12 files changed, 83 insertions, 76 deletions

diff --git a/ChangeLog b/ChangeLog
index d737c855d..0b97adc72 100644
--- a/ChangeLog
+++ b/ChangeLog
@@ -12,6 +12,11 @@
    - markus@cvs.openbsd.org 2003/12/09 17:30:05
      [ssh.c]
      don't modify argv for ssh -o; similar to sshd.c 1.283
+   - markus@cvs.openbsd.org 2003/12/09 21:53:37
+     [readconf.c readconf.h scp.1 servconf.c servconf.h sftp.1 ssh.1]
+     [ssh_config.5 sshconnect.c sshd.c sshd_config.5]
+     rename keepalive to tcpkeepalive; the old name causes too much
+     confusion; ok djm, dtucker; with help from jmc@
 
 20031209
  - (dtucker) OpenBSD CVS Sync
@@ -1581,4 +1586,4 @@
  - Fix sshd BindAddress and -b options for systems using fake-getaddrinfo.

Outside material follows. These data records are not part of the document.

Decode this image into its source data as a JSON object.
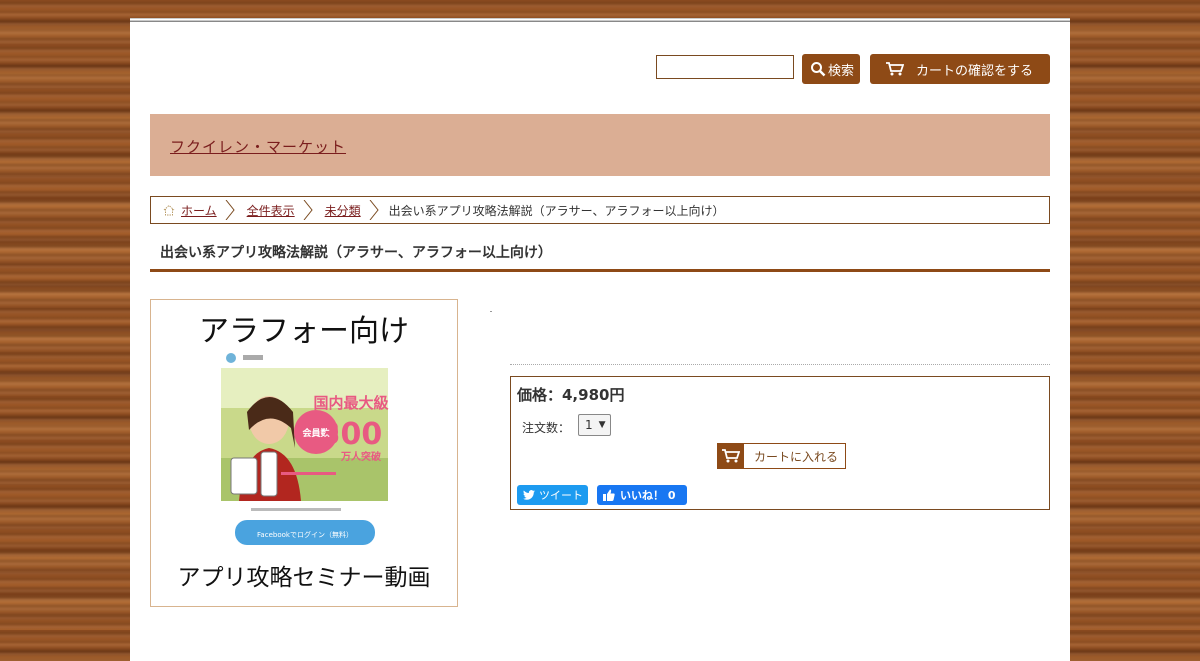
{
  "header": {
    "search_button_label": "検索",
    "cart_button_label": "カートの確認をする",
    "shop_name": "フクイレン・マーケット"
  },
  "breadcrumb": {
    "items": [
      "ホーム",
      "全件表示",
      "未分類"
    ],
    "current": "出会い系アプリ攻略法解説（アラサー、アラフォー以上向け）"
  },
  "product": {
    "title": "出会い系アプリ攻略法解説（アラサー、アラフォー以上向け）",
    "image_heading": "アラフォー向け",
    "image_footer": "アプリ攻略セミナー動画",
    "image_banner_big": "国内最大級",
    "image_banner_num": "300",
    "image_banner_unit": "万人突破",
    "image_fb_button": "Facebookでログイン（無料）",
    "price": "価格：4,980円",
    "qty_label": "注文数：",
    "qty_value": "1",
    "add_to_cart": "カートに入れる",
    "tweet": "ツイート",
    "like": "いいね！ 0"
  },
  "colors": {
    "accent": "#8e4a16",
    "band": "#dbae94",
    "link": "#7a1d1d",
    "twitter": "#1d9bf0",
    "facebook": "#1877f2"
  }
}
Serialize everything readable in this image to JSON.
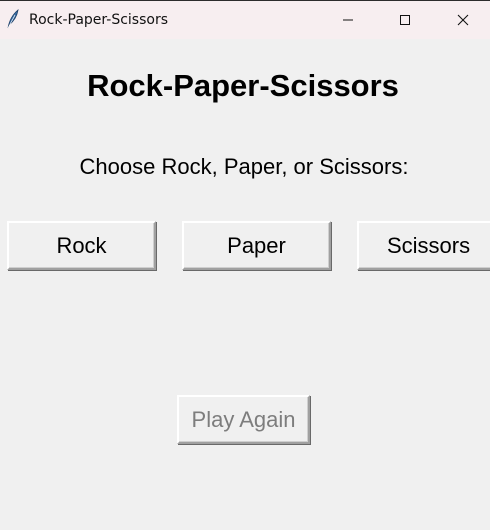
{
  "window": {
    "title": "Rock-Paper-Scissors",
    "icon": "feather-icon"
  },
  "main": {
    "heading": "Rock-Paper-Scissors",
    "prompt": "Choose Rock, Paper, or Scissors:",
    "choices": [
      "Rock",
      "Paper",
      "Scissors"
    ],
    "play_again_label": "Play Again",
    "play_again_disabled": true
  },
  "colors": {
    "background": "#f0f0f0",
    "titlebar": "#f7eef0",
    "disabled_text": "#7d7d7d"
  }
}
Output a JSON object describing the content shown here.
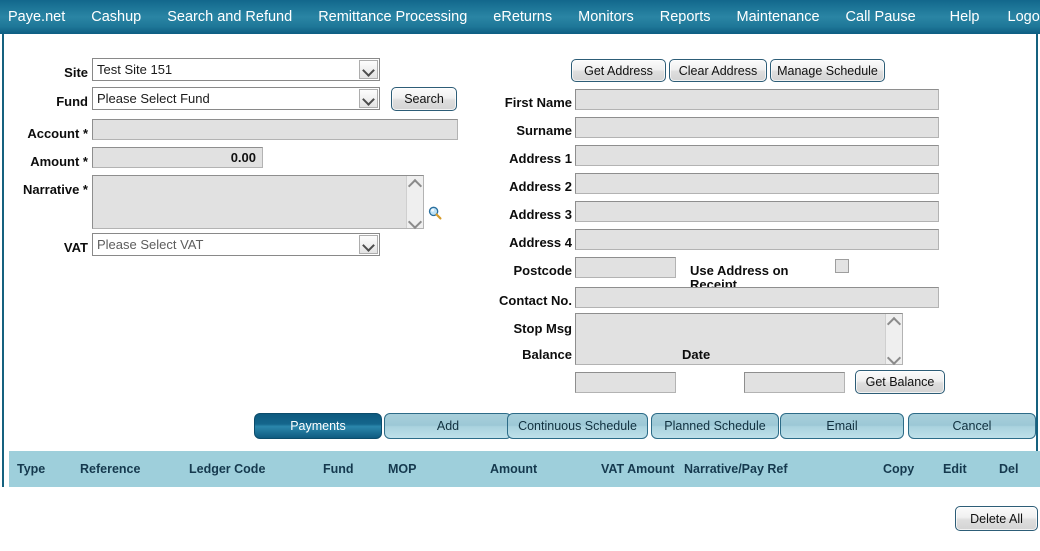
{
  "nav": {
    "left_items": [
      {
        "label": "Paye.net",
        "name": "nav-payenet"
      },
      {
        "label": "Cashup",
        "name": "nav-cashup"
      },
      {
        "label": "Search and Refund",
        "name": "nav-search-and-refund"
      },
      {
        "label": "Remittance Processing",
        "name": "nav-remittance-processing"
      },
      {
        "label": "eReturns",
        "name": "nav-ereturns"
      },
      {
        "label": "Monitors",
        "name": "nav-monitors"
      },
      {
        "label": "Reports",
        "name": "nav-reports"
      },
      {
        "label": "Maintenance",
        "name": "nav-maintenance"
      },
      {
        "label": "Call Pause",
        "name": "nav-call-pause"
      }
    ],
    "right_items": [
      {
        "label": "Help",
        "name": "nav-help"
      },
      {
        "label": "Logout",
        "name": "nav-logout"
      }
    ]
  },
  "left_form": {
    "site": {
      "label": "Site",
      "value": "Test Site 151"
    },
    "fund": {
      "label": "Fund",
      "value": "Please Select Fund"
    },
    "account": {
      "label": "Account *",
      "value": ""
    },
    "amount": {
      "label": "Amount *",
      "value": "0.00"
    },
    "narrative": {
      "label": "Narrative *",
      "value": ""
    },
    "vat": {
      "label": "VAT",
      "value": "Please Select VAT"
    },
    "search_button": "Search"
  },
  "right_form": {
    "buttons": {
      "get_address": "Get Address",
      "clear_address": "Clear Address",
      "manage_schedule": "Manage Schedule",
      "get_balance": "Get Balance"
    },
    "fields": [
      {
        "label": "First Name",
        "value": ""
      },
      {
        "label": "Surname",
        "value": ""
      },
      {
        "label": "Address 1",
        "value": ""
      },
      {
        "label": "Address 2",
        "value": ""
      },
      {
        "label": "Address 3",
        "value": ""
      },
      {
        "label": "Address 4",
        "value": ""
      }
    ],
    "postcode": {
      "label": "Postcode",
      "value": ""
    },
    "use_address_on_receipt": {
      "label": "Use Address on Receipt",
      "checked": false
    },
    "contact_no": {
      "label": "Contact No.",
      "value": ""
    },
    "stop_msg": {
      "label": "Stop Msg",
      "value": ""
    },
    "balance": {
      "label": "Balance",
      "value": ""
    },
    "date": {
      "label": "Date",
      "value": ""
    }
  },
  "action_bar": [
    {
      "label": "Payments",
      "active": true
    },
    {
      "label": "Add",
      "active": false
    },
    {
      "label": "Continuous Schedule",
      "active": false
    },
    {
      "label": "Planned Schedule",
      "active": false
    },
    {
      "label": "Email",
      "active": false
    },
    {
      "label": "Cancel",
      "active": false
    }
  ],
  "table": {
    "columns": [
      "Type",
      "Reference",
      "Ledger Code",
      "Fund",
      "MOP",
      "Amount",
      "VAT Amount",
      "Narrative/Pay Ref",
      "Copy",
      "Edit",
      "Del"
    ],
    "rows": []
  },
  "footer": {
    "delete_all": "Delete All"
  },
  "colors": {
    "navbar": "#1c7597",
    "frame_border": "#15617f",
    "table_header": "#9ecfdb",
    "active_tab": "#14668c",
    "tab": "#a8cfda",
    "field_bg": "#e1e1e1"
  }
}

    Report from murple@murple.net, diagnosis from dtucker@zip.com.au
 
-$Id: ChangeLog,v 1.3142 2003/12/17 05:30:06 djm Exp $
+$Id: ChangeLog,v 1.3143 2003/12/17 05:31:10 djm Exp $
diff --git a/readconf.c b/readconf.c
index da49a3944..cd2c81443 100644
--- a/readconf.c
+++ b/readconf.c
@@ -12,7 +12,7 @@
  */
 
 #include "includes.h"
-RCSID("$OpenBSD: readconf.c,v 1.125 2003/11/12 16:39:58 jakob Exp $");
+RCSID("$OpenBSD: readconf.c,v 1.126 2003/12/09 21:53:36 markus Exp $");
 
 #include "ssh.h"
 #include "xmalloc.h"
@@ -78,7 +78,7 @@ RCSID("$OpenBSD: readconf.c,v 1.125 2003/11/12 16:39:58 jakob Exp $");
      RSAAuthentication yes
      RhostsRSAAuthentication yes
      StrictHostKeyChecking yes
-     KeepAlives no
+     TcpKeepAlive no
      IdentityFile ~/.ssh/identity
      Port 22
      EscapeChar ~
@@ -96,7 +96,7 @@ typedef enum {
         oUser, oHost, oEscapeChar, oRhostsRSAAuthentication, oProxyCommand,
         oGlobalKnownHostsFile, oUserKnownHostsFile, oConnectionAttempts,
         oBatchMode, oCheckHostIP, oStrictHostKeyChecking, oCompression,
-        oCompressionLevel, oKeepAlives, oNumberOfPasswordPrompts,
+        oCompressionLevel, oTCPKeepAlive, oNumberOfPasswordPrompts,
         oUsePrivilegedPort, oLogLevel, oCiphers, oProtocol, oMacs,
         oGlobalKnownHostsFile2, oUserKnownHostsFile2, oPubkeyAuthentication,
         oKbdInteractiveAuthentication, oKbdInteractiveDevices, oHostKeyAlias,
@@ -169,7 +169,8 @@ static struct {
         { "stricthostkeychecking", oStrictHostKeyChecking },
         { "compression", oCompression },
         { "compressionlevel", oCompressionLevel },
-        { "keepalive", oKeepAlives },
+        { "tcpkeepalive", oTCPKeepAlive },
+        { "keepalive", oTCPKeepAlive },                         /* obsolete */
         { "numberofpasswordprompts", oNumberOfPasswordPrompts },
         { "loglevel", oLogLevel },
         { "dynamicforward", oDynamicForward },
@@ -427,8 +428,8 @@ parse_yesnoask:
                 intptr = &options->compression;
                 goto parse_flag;
 
-        case oKeepAlives:
-                intptr = &options->keepalives;
+        case oTCPKeepAlive:
+                intptr = &options->tcp_keep_alive;
                 goto parse_flag;
 
         case oNoHostAuthenticationForLocalhost:
@@ -826,7 +827,7 @@ initialize_options(Options * options)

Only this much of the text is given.